Christian Busemann auf dem Franziskusweg nach Assisi
Eine Reise in die Vergangenheit
Als Kind hat Christian Busemann seinen Vater verloren. 40 Jahre später pilgerte er auf dessen Spuren nach Assisi. Er fand seine Freunde, den heiligen Franziskus und den Frieden mit sich selbst.
Manchmal wiegen Erinnerungen schwerer als als das Gepäck, dass man mit sich rumschleppt. Ein Rucksack zum Beispiel, 15 Kilo auf dem Rücken, unterwegs auf dem Franziskusweg, das Ziel Assisi noch in weiter Ferne. Dann läuft was schief, ein umgestürzter Baum liegt mitten auf dem verschlammten Pfad in der Toskana, irgendwie muss es doch dran vorbei gehen, und dann verlierst du das Gleichgewicht und liegst im Dreck und fluchst und fragst dich, was zum Teufel du hier zu suchen hast.
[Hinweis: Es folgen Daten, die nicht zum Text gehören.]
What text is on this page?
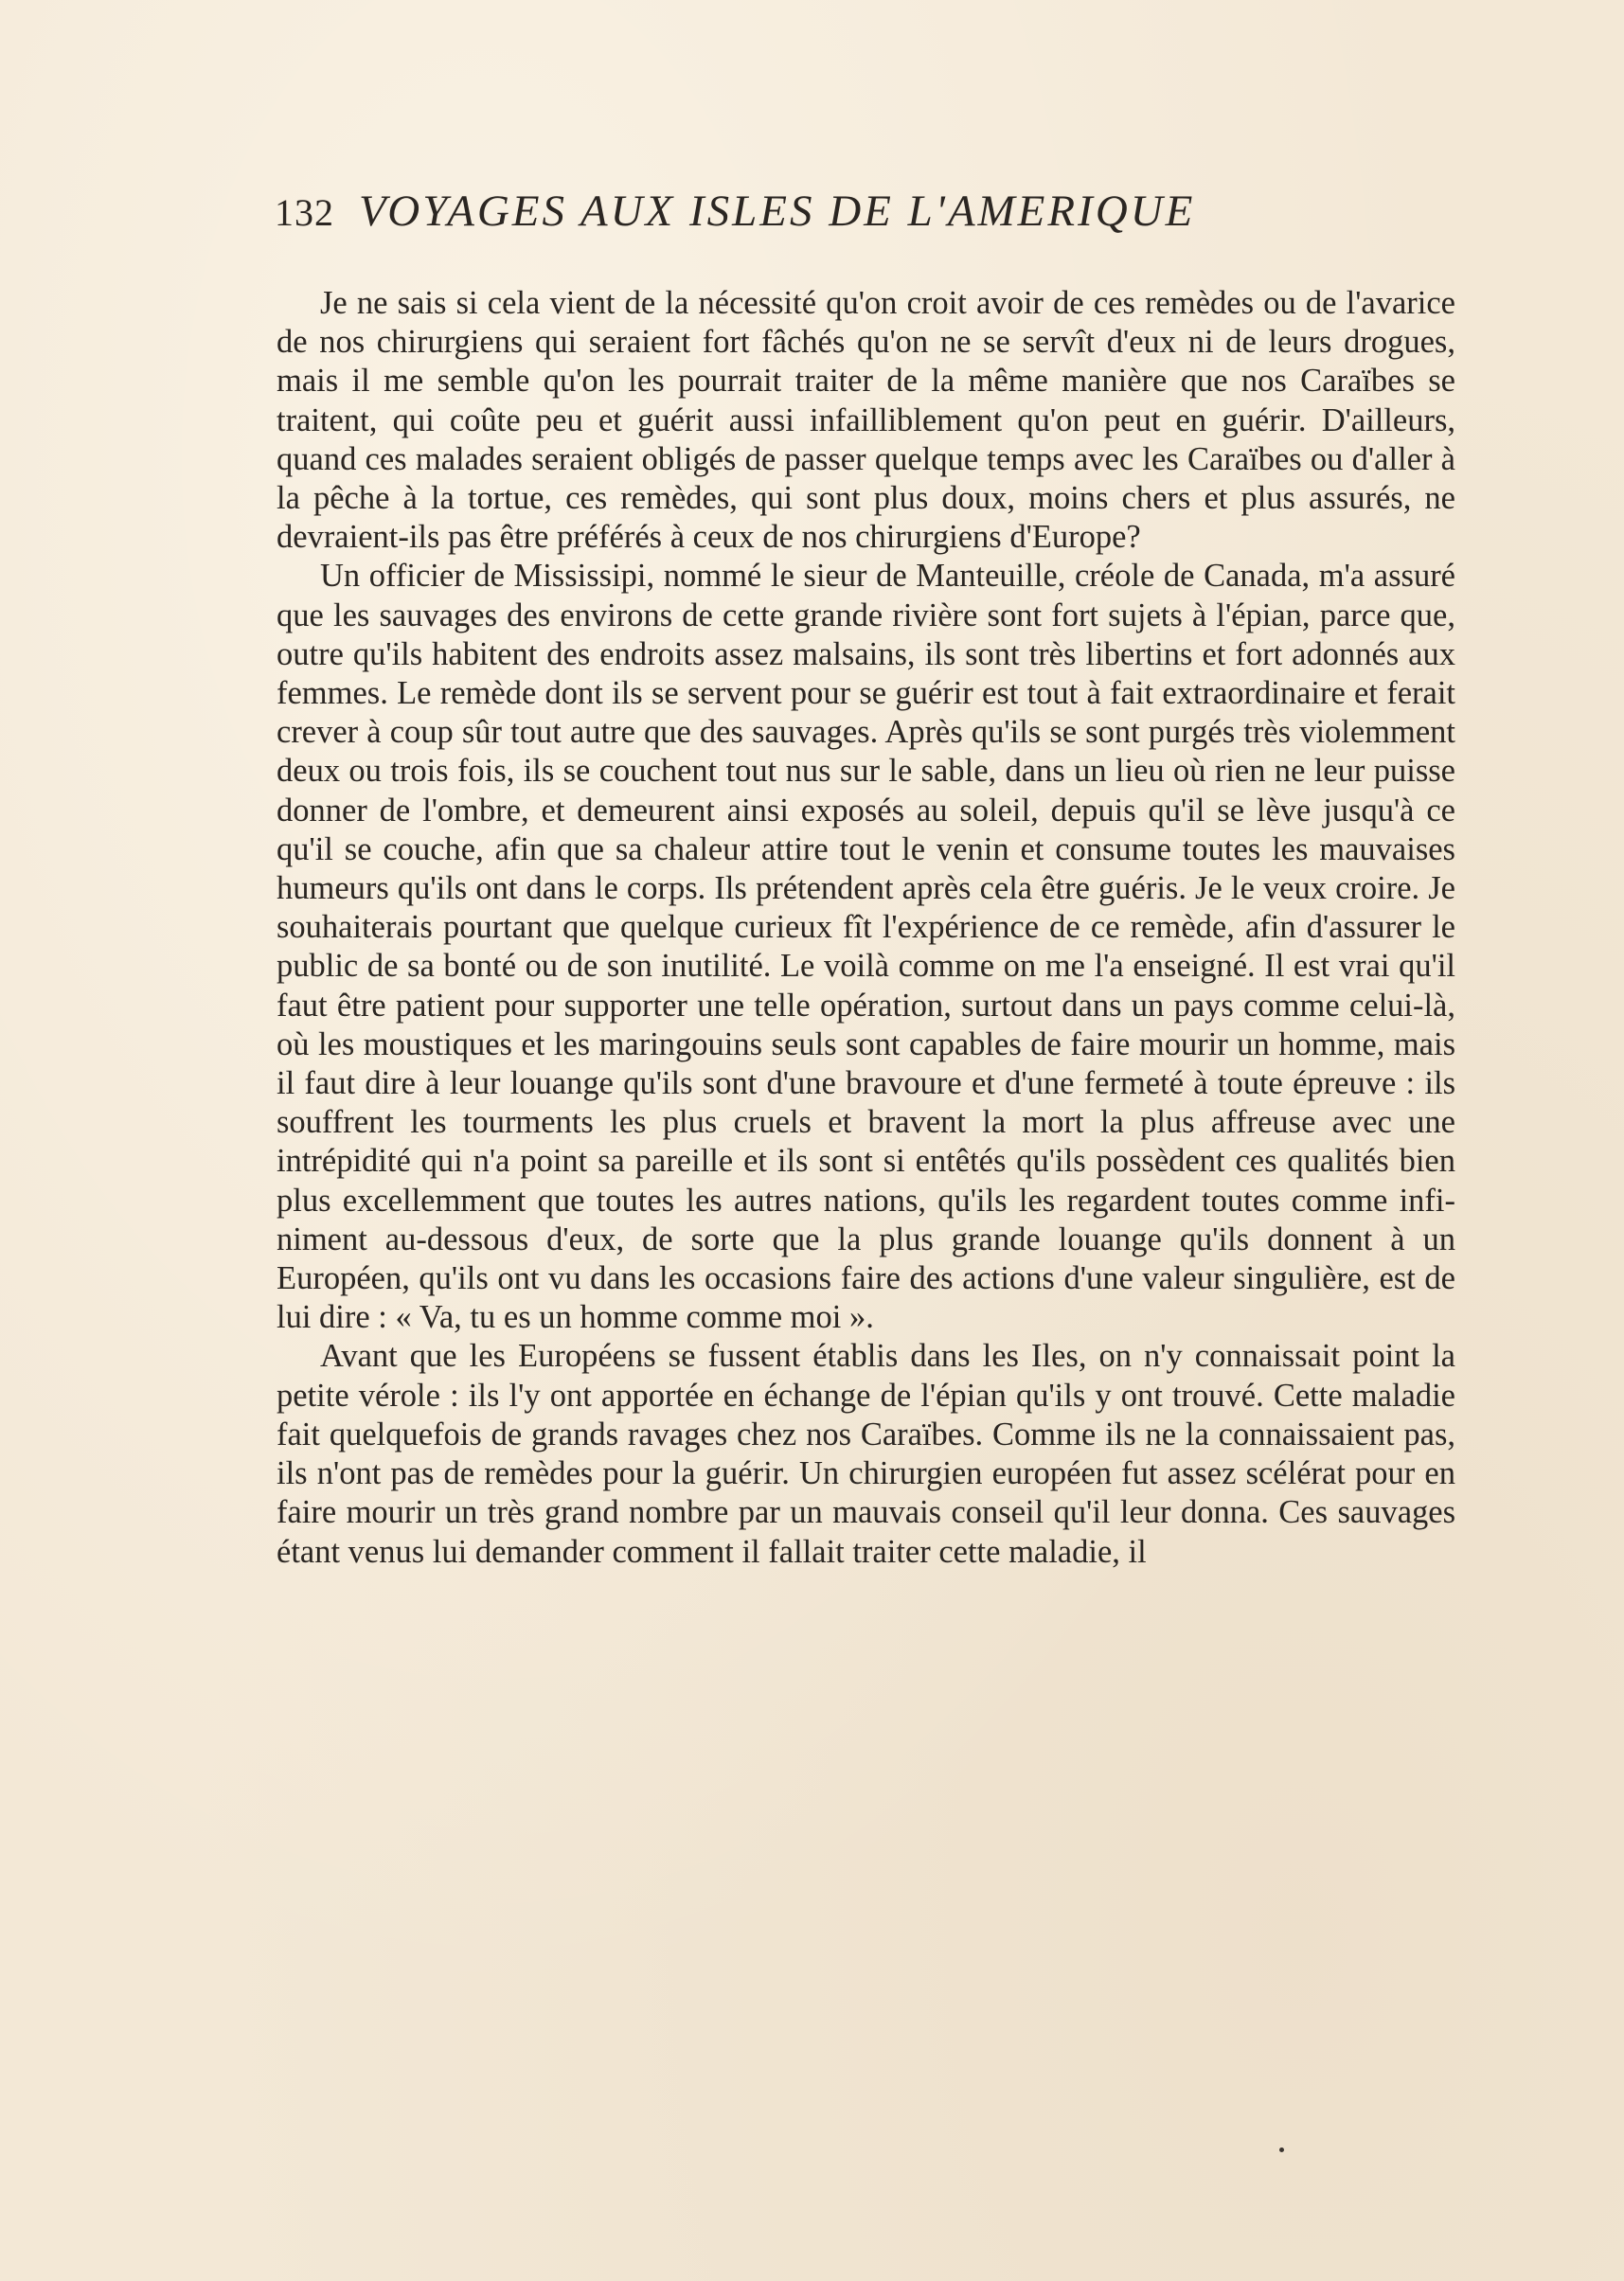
132 VOYAGES AUX ISLES DE L'AMERIQUE

Je ne sais si cela vient de la nécessité qu'on croit avoir de ces remèdes ou de l'avarice de nos chirurgiens qui seraient fort fâchés qu'on ne se servît d'eux ni de leurs drogues, mais il me semble qu'on les pourrait traiter de la même manière que nos Caraïbes se traitent, qui coûte peu et guérit aussi infailliblement qu'on peut en guérir. D'ailleurs, quand ces malades seraient obligés de passer quelque temps avec les Caraïbes ou d'aller à la pêche à la tortue, ces remèdes, qui sont plus doux, moins chers et plus assurés, ne devraient-ils pas être préférés à ceux de nos chirurgiens d'Europe?

Un officier de Mississipi, nommé le sieur de Manteuille, créole de Canada, m'a assuré que les sauvages des environs de cette grande rivière sont fort sujets à l'épian, parce que, outre qu'ils habitent des endroits assez malsains, ils sont très libertins et fort adonnés aux femmes. Le remède dont ils se servent pour se guérir est tout à fait extraordinaire et ferait crever à coup sûr tout autre que des sauvages. Après qu'ils se sont purgés très violemment deux ou trois fois, ils se couchent tout nus sur le sable, dans un lieu où rien ne leur puisse donner de l'ombre, et demeurent ainsi exposés au soleil, depuis qu'il se lève jusqu'à ce qu'il se couche, afin que sa chaleur attire tout le venin et consume toutes les mauvaises humeurs qu'ils ont dans le corps. Ils prétendent après cela être guéris. Je le veux croire. Je souhaiterais pourtant que quelque curieux fît l'expérience de ce remède, afin d'assurer le public de sa bonté ou de son inutilité. Le voilà comme on me l'a enseigné. Il est vrai qu'il faut être patient pour supporter une telle opération, surtout dans un pays comme celui-là, où les moustiques et les maringouins seuls sont capables de faire mourir un homme, mais il faut dire à leur louange qu'ils sont d'une bravoure et d'une fermeté à toute épreuve : ils souffrent les tourments les plus cruels et bravent la mort la plus affreuse avec une intrépidité qui n'a point sa pareille et ils sont si entêtés qu'ils possèdent ces qualités bien plus excellemment que toutes les autres nations, qu'ils les regardent toutes comme infiniment au-dessous d'eux, de sorte que la plus grande louange qu'ils donnent à un Européen, qu'ils ont vu dans les occasions faire des actions d'une valeur singulière, est de lui dire : « Va, tu es un homme comme moi ».

Avant que les Européens se fussent établis dans les Iles, on n'y connaissait point la petite vérole : ils l'y ont apportée en échange de l'épian qu'ils y ont trouvé. Cette maladie fait quelquefois de grands ravages chez nos Caraïbes. Comme ils ne la connaissaient pas, ils n'ont pas de remèdes pour la guérir. Un chirurgien européen fut assez scélérat pour en faire mourir un très grand nombre par un mauvais conseil qu'il leur donna. Ces sauvages étant venus lui demander comment il fallait traiter cette maladie, il
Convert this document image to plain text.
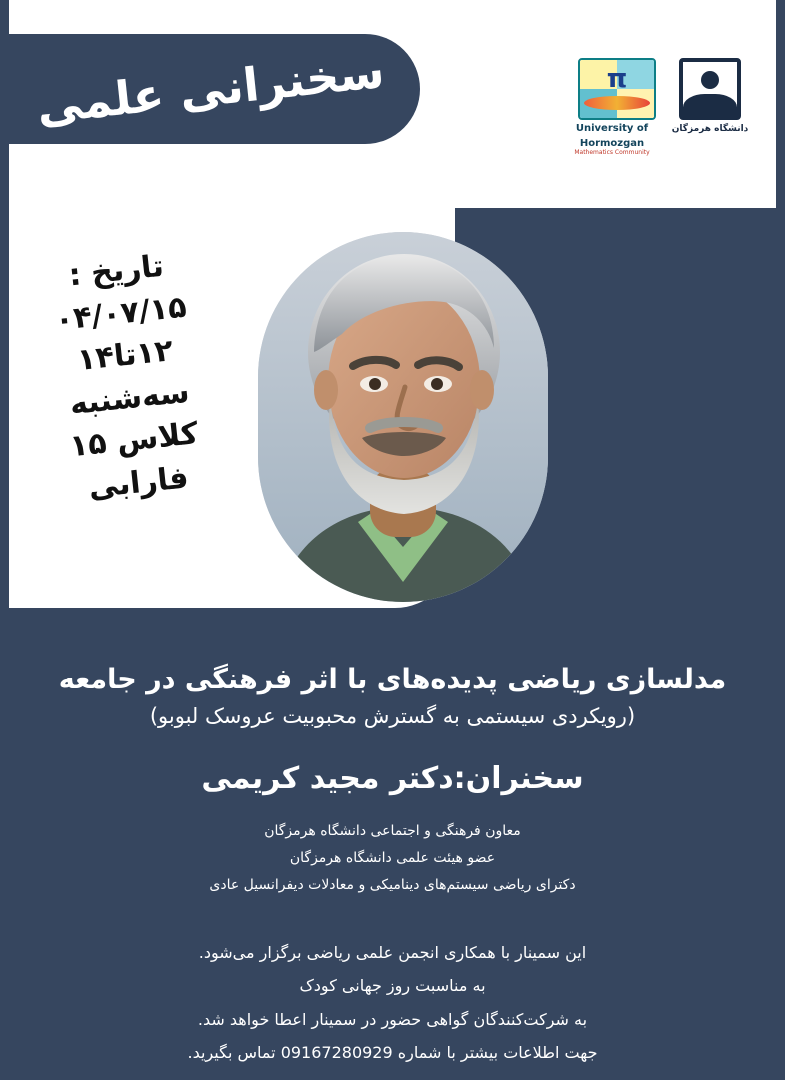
سخنرانی علمی	دانشگاه هرمزگان
π
University of
Hormozgan
Mathematics Community
تاریخ :
۰۴/۰۷/۱۵
۱۲تا۱۴
سه‌شنبه
کلاس ۱۵
فارابی
مدلسازی ریاضی پدیده‌های با اثر فرهنگی در جامعه
(رویکردی سیستمی به گسترش محبوبیت عروسک لبوبو)
سخنران:دکتر مجید کریمی
معاون فرهنگی و اجتماعی دانشگاه هرمزگان
عضو هیئت علمی دانشگاه هرمزگان
دکترای ریاضی سیستم‌های دینامیکی و معادلات دیفرانسیل عادی
این سمینار با همکاری انجمن علمی ریاضی برگزار می‌شود.
به مناسبت روز جهانی کودک
به شرکت‌کنندگان گواهی حضور در سمینار اعطا خواهد شد.
جهت اطلاعات بیشتر با شماره 09167280929 تماس بگیرید.
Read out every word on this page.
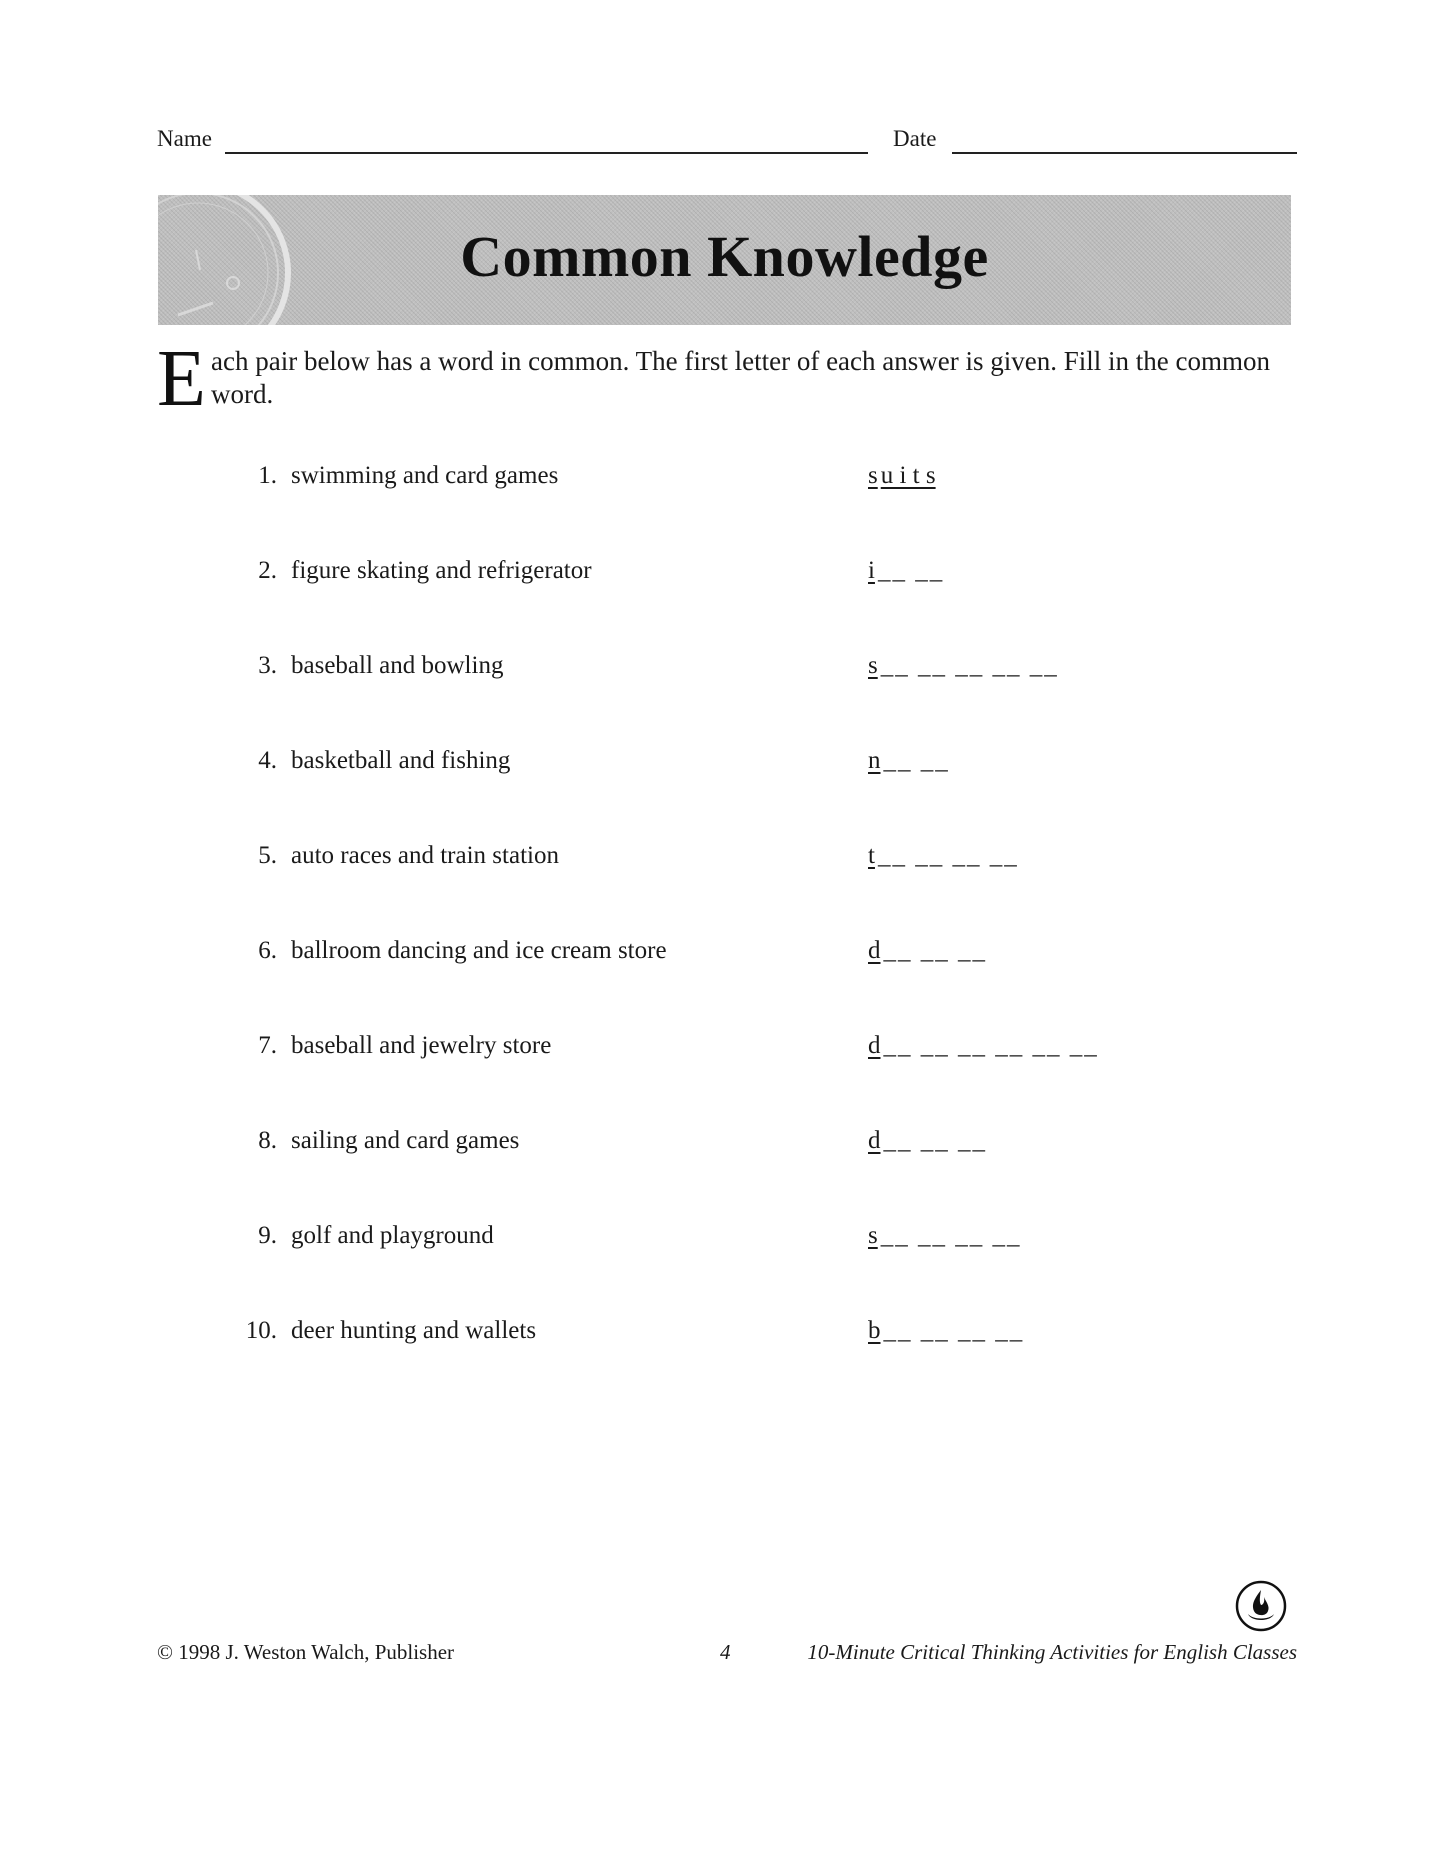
Name	Date
Common Knowledge
E ach pair below has a word in common. The first letter of each answer is given. Fill in the common word.
1. swimming and card games	s u i t s
2. figure skating and refrigerator	i __ __
3. baseball and bowling	s __ __ __ __ __
4. basketball and fishing	n __ __
5. auto races and train station	t __ __ __ __
6. ballroom dancing and ice cream store	d __ __ __
7. baseball and jewelry store	d __ __ __ __ __ __
8. sailing and card games	d __ __ __
9. golf and playground	s __ __ __ __
10. deer hunting and wallets	b __ __ __ __
© 1998 J. Weston Walch, Publisher	4	10-Minute Critical Thinking Activities for English Classes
Christian Busemann sucht Spuren seines Vaters, den er nie richtig gehabt hat. Gestorben ist der in einer Januarnacht 1977 an einem Herzinfarkt. Da ist Christian gerade vier und sitzt mit seinem Bruder im Schlafanzug auf der Treppe. Keiner sagt, was passiert ist. Jetzt nicht und später nicht. Manchmal heißt es „Papa hat Hexenschuss und liegt im Bett, stör ihn nicht“. „Was konsequent totgeschwiegen wird, ist es irgendwann auch. Ein Vater findet nicht statt“, notiert Christian Busemann Jahrzehnte nach dem Erlebnis.
Da ist er schon ein paar Tage unterwegs, zu Fuß von Florenz nach Assisi. Weil manchmal ein paar Zufälle zusammenkommen, die man nicht erfinden kann, die das Leben eben so parat hält. Für sechs Wochen bleibt das Hamburger Medienbüro geschlossen, die drei Kinder sind gewohnt, dass Papa unterwegs ist, die Frau wird am zehnten Hochzeitstag allein sein.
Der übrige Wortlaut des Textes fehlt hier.